Sommerring was born in Polish Royal Russia in 1755. He studied medicine at the University of Gottingen and became a professor of anatomy first at the Collegium Carolinium in Kassel and then at the University of Mainz, where he became the dean of the medical faculty. He opened up his medical practice at Frankfurt.
Among Sommerring’s contributions to the field of biology were his discovery of the macula in the retina of the human eye, studies on the brain, lungs, nervous system and embryonic malformations.He was the first person to give a fairly accurate representation of the female skeletal structure. He published a lot in the fields of neuroanatomy, anthropology and Paleontology. He also worked on fossil crocodiles and the Pterodactylus, then called Ornithocephalus . Sommerring also worked on chemistry, astronomy, philosophy and other diverse fields. He investigated on the refinement of wines and on sunspots, among others. He designed a telescope for astronomical observations. In 1804, Sommerring accepted an invitation from the Academy of Science of Bavaria, in Munich and eventually made became incorporated into the Bavarian nobility.

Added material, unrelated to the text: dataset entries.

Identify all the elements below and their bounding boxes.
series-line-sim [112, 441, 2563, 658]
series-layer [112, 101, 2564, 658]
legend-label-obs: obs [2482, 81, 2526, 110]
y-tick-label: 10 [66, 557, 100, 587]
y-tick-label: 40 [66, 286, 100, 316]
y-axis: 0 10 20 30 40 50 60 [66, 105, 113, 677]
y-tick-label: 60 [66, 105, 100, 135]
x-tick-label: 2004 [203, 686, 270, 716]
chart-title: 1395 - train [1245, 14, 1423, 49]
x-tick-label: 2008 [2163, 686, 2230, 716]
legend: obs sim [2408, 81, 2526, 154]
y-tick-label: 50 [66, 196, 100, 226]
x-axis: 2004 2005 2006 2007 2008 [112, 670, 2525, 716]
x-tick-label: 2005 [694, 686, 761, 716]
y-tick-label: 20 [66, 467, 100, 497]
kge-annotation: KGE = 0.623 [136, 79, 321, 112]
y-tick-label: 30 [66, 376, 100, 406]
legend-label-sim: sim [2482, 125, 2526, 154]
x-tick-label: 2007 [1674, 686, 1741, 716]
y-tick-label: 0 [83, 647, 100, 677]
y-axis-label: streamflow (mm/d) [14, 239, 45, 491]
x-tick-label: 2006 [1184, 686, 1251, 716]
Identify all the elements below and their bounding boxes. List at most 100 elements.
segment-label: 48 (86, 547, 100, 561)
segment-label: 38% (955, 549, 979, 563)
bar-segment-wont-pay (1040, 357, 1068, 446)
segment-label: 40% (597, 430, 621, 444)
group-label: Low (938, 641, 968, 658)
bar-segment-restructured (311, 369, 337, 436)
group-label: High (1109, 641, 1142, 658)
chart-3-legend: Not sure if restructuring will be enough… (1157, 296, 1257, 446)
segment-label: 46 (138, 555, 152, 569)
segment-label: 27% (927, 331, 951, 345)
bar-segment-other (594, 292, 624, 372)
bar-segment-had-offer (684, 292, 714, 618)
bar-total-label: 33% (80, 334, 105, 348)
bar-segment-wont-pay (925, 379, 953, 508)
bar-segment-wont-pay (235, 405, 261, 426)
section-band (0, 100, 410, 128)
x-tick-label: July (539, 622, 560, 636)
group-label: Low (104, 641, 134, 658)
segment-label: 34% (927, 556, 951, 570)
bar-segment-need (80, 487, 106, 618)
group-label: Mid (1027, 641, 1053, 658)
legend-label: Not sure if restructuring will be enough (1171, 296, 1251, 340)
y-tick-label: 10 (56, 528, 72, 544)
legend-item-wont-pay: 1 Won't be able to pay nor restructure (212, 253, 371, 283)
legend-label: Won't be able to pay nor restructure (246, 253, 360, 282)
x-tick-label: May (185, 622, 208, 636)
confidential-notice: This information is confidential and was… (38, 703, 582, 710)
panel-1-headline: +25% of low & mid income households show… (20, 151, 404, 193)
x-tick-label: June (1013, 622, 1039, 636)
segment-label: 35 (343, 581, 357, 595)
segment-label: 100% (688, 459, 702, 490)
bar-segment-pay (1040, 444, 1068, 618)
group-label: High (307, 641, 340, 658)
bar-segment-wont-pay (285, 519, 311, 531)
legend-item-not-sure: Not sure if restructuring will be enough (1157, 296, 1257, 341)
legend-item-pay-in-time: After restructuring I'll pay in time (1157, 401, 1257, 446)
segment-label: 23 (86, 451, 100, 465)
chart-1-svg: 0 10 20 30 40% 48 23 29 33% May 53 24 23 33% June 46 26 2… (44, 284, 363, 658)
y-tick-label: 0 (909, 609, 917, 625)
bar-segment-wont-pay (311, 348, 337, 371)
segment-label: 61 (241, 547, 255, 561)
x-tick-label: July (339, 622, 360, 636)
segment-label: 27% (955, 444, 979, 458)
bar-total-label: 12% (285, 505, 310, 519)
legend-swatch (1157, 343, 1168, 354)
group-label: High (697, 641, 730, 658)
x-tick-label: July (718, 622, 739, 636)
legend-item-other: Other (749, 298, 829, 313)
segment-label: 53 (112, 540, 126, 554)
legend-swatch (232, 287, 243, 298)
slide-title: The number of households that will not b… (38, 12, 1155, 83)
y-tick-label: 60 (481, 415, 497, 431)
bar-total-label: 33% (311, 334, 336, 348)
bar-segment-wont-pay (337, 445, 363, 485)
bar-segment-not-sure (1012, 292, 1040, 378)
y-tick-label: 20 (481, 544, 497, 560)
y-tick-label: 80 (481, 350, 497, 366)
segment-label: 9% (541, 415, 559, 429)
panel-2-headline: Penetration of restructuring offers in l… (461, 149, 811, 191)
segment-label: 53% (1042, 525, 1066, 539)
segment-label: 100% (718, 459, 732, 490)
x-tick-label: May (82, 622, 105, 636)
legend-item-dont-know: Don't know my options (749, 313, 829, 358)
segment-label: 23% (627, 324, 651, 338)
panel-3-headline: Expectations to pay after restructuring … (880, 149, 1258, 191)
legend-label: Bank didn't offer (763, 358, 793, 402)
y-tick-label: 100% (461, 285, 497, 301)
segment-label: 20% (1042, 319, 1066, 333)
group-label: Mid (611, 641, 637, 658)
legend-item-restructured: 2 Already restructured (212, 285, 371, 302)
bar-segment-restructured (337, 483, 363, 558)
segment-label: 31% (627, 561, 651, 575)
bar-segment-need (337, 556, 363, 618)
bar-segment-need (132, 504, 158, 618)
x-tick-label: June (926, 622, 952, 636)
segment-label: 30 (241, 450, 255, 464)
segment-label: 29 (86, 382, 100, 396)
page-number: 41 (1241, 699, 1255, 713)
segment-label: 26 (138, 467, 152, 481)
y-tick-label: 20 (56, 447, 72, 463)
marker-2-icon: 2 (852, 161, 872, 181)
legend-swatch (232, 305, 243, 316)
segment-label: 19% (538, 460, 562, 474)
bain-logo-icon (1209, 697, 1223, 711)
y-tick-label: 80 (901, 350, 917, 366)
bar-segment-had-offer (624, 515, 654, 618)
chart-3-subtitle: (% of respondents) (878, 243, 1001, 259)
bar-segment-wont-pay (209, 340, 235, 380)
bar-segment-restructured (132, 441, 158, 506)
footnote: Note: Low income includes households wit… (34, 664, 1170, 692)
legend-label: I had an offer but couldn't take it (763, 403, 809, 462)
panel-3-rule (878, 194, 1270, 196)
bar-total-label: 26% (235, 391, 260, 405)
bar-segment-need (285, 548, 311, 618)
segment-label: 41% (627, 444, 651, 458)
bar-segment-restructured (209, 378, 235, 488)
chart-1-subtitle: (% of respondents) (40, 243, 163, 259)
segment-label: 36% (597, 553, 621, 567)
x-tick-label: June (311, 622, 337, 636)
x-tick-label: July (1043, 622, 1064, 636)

In 1809, Sommerring designed a complex telegraphic system based on electrochemical current. This design was demonstrated before the Munich Academy of Science. An ally of Napoleon, Margrave Leopold of Bavaria commissioned Sommerring’s telegraph. It consisted of thirty-five wires, one for each letter of the alphabet and one for each number. Sommering was influenced by the technique of Francesco Salva who designed a telegraph using an electric cable for each letter. Sommerring’s telegraph used stronger batteries and was able to transmit over a distance of 3.5 kilometers. The telegraphic system that Sommerring developed in Bavaria is housed in the German Museum of Science in Munich today.
In 1820, Sommerring left Munich and returned to Frankfurt where he died in 1830.